In knapp einem Jahr wird in Marseille das olympische Feuer aus Griechenland erwartet. Von der französischen Mittelmeerküste wird das Feuer nach Paris getragen – an den Austragungsort der Olympischen Spiele 2024. Statt der französischen Hauptstadt hätte auch Hamburg das Ziel der Flamme sein können. Doch die Bewohnerinnen und Bewohner der Hansestadt wollten es anders – und stimmten Ende 2015 in einem Volksentscheid mehrheitlich gegen Olympia an Alster und Elbe.

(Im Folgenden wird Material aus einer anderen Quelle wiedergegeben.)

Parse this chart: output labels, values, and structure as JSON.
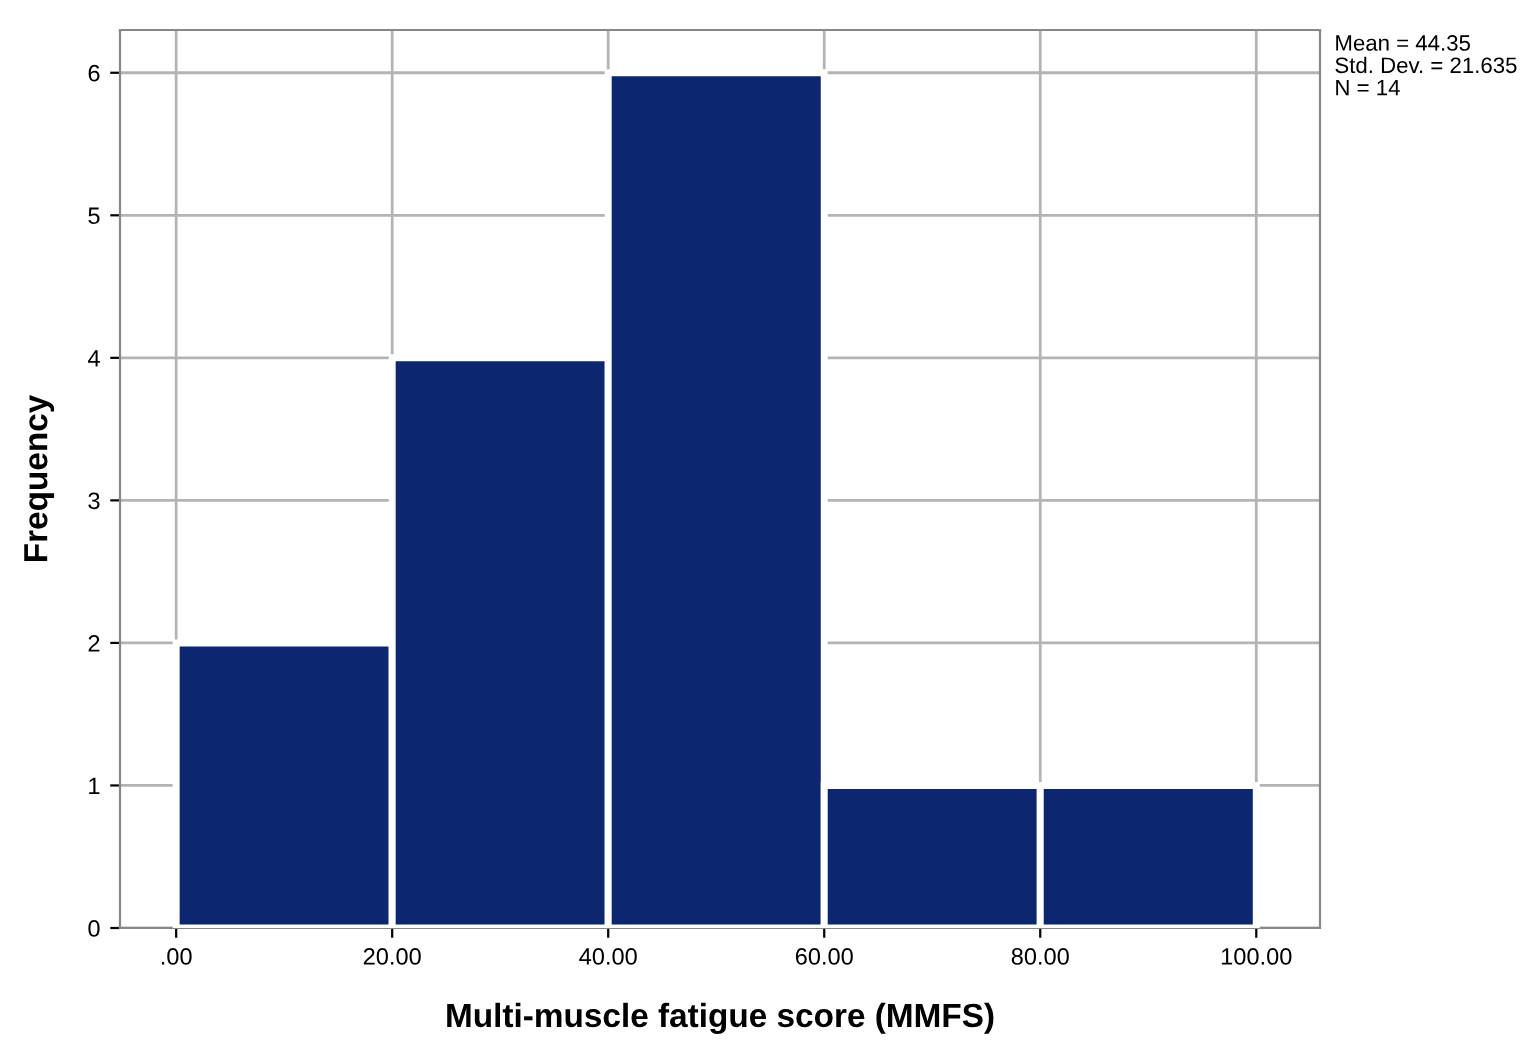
{
  "chart_data": {
    "type": "histogram",
    "xlabel": "Multi-muscle fatigue score (MMFS)",
    "ylabel": "Frequency",
    "bins": [
      0,
      20,
      40,
      60,
      80,
      100
    ],
    "values": [
      2,
      4,
      6,
      1,
      1
    ],
    "color": "#0c2770",
    "xlim": [
      -5.2,
      105.9
    ],
    "ylim": [
      0,
      6.3
    ],
    "xticks": [
      {
        "value": 0,
        "label": ".00"
      },
      {
        "value": 20,
        "label": "20.00"
      },
      {
        "value": 40,
        "label": "40.00"
      },
      {
        "value": 60,
        "label": "60.00"
      },
      {
        "value": 80,
        "label": "80.00"
      },
      {
        "value": 100,
        "label": "100.00"
      }
    ],
    "yticks": [
      0,
      1,
      2,
      3,
      4,
      5,
      6
    ],
    "grid": true,
    "annotations": [
      "Mean = 44.35",
      "Std. Dev. = 21.635",
      "N = 14"
    ]
  }
}
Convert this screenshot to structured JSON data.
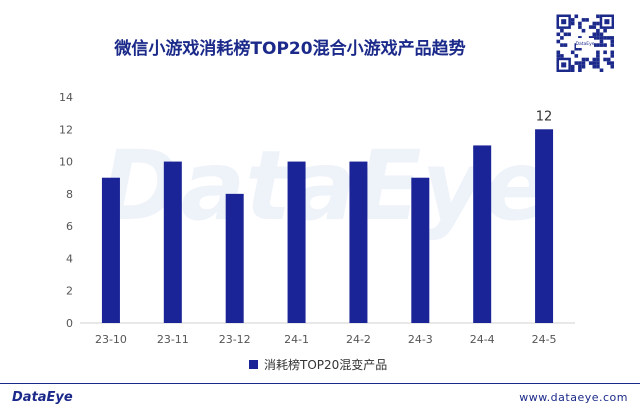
{
  "title": "微信小游戏消耗榜TOP20混合小游戏产品趋势",
  "watermark": "DataEye",
  "brand": "DataEye",
  "site": "www.dataeye.com",
  "qr_label": "DataEye",
  "colors": {
    "bar": "#1a2496",
    "title": "#1b2a8a",
    "axis": "#d0d0d0"
  },
  "chart_data": {
    "type": "bar",
    "categories": [
      "23-10",
      "23-11",
      "23-12",
      "24-1",
      "24-2",
      "24-3",
      "24-4",
      "24-5"
    ],
    "series": [
      {
        "name": "消耗榜TOP20混变产品",
        "values": [
          9,
          10,
          8,
          10,
          10,
          9,
          11,
          12
        ]
      }
    ],
    "data_labels": [
      null,
      null,
      null,
      null,
      null,
      null,
      null,
      12
    ],
    "ylim": [
      0,
      14
    ],
    "yticks": [
      0,
      2,
      4,
      6,
      8,
      10,
      12,
      14
    ],
    "grid": false,
    "legend": "bottom"
  }
}
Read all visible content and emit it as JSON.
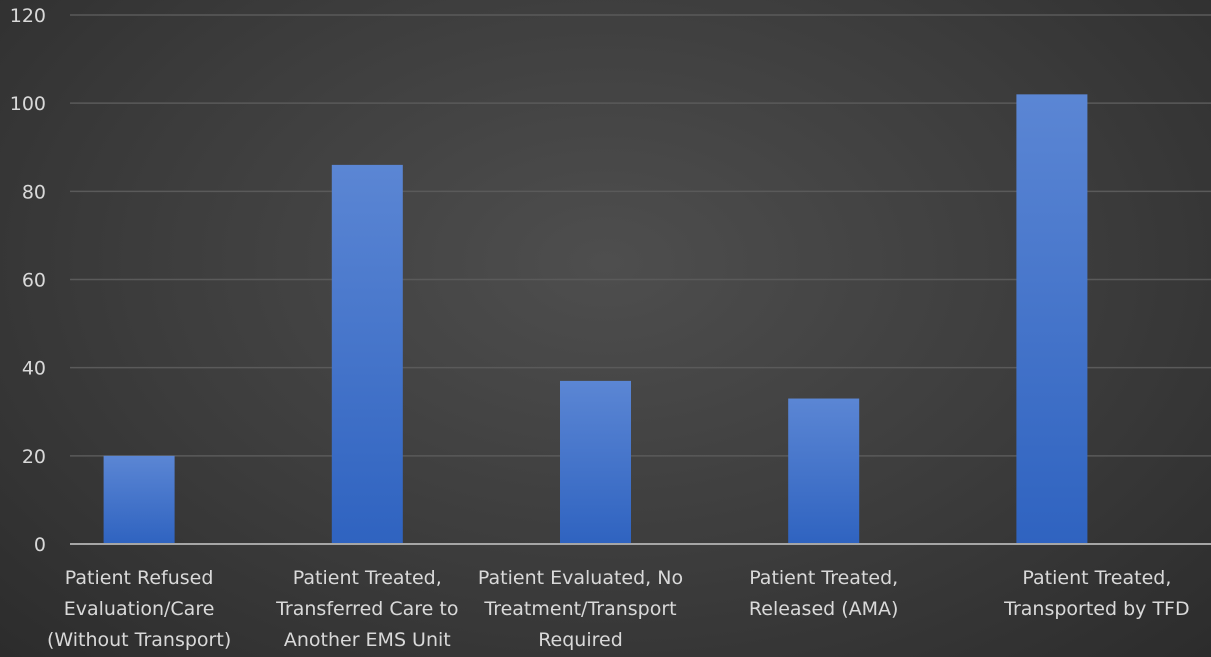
{
  "chart_data": {
    "type": "bar",
    "categories": [
      [
        "Patient Refused",
        "Evaluation/Care",
        "(Without Transport)"
      ],
      [
        "Patient Treated,",
        "Transferred Care to",
        "Another EMS Unit"
      ],
      [
        "Patient Evaluated, No",
        "Treatment/Transport",
        "Required"
      ],
      [
        "Patient Treated,",
        "Released (AMA)"
      ],
      [
        "Patient Treated,",
        "Transported by TFD"
      ]
    ],
    "values": [
      20,
      86,
      37,
      33,
      102
    ],
    "title": "",
    "xlabel": "",
    "ylabel": "",
    "ylim": [
      0,
      120
    ],
    "yticks": [
      0,
      20,
      40,
      60,
      80,
      100,
      120
    ],
    "grid": true,
    "legend": "none",
    "colors": {
      "bar_top": "#5b86d4",
      "bar_bottom": "#2f63c0",
      "grid": "#5a5a5a",
      "axis": "#a6a6a6",
      "text": "#d9d9d9"
    }
  }
}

„Natürlich schmerzt das“, gibt Christoph Holstein zu. Der 60-Jährige ist seit 2015 Staatsrat für den Bereich Sport in der Behörde für Inneres und Sport und hatte sich im Jahr seines Amtsantritts sehr für die Olympia-Bewerbung Hamburgs engagiert. Doch wer ein wahrer Sportsmann ist, der ist auch ein fairer Verlierer: „Es war eine demokratische Mehrheitsentscheidung. Und das ist in unserem Kulturkreis so, dass man das akzeptiert – ob es einem passt oder nicht.“ Und er sieht auch eigene Fehler ein: „Es ist uns nicht mal gelungen, den gesamten organisierten Sport hinter die Bewerbung beziehungsweise zu den Referendumsurnen zu kriegen, sonst hätte es gereicht“.

Serie „Punkt 11“: Bewirbt sich Hamburg noch einmal für Olympia?

Abhaken laute heute die Devise. Und doch scheint Olympia für Hamburg nicht final vom Tisch zu sein. Erst im Dezember zeigte sich Bürgermeister Peter Tschentscher offen der Idee gegenüber, dass sich Hamburg gemeinsam mit anderen Städten um Olympische Sommerspiele bewerben könnte. Doch braucht es wirklich solche sportlichen Großveranstaltungen in der Stadt? Haben sie einen Effekt auf den Breitensport? Oder gibt es in den Vereinen gerade nicht ganz andere Herausforderungen, die es zu meistern gilt?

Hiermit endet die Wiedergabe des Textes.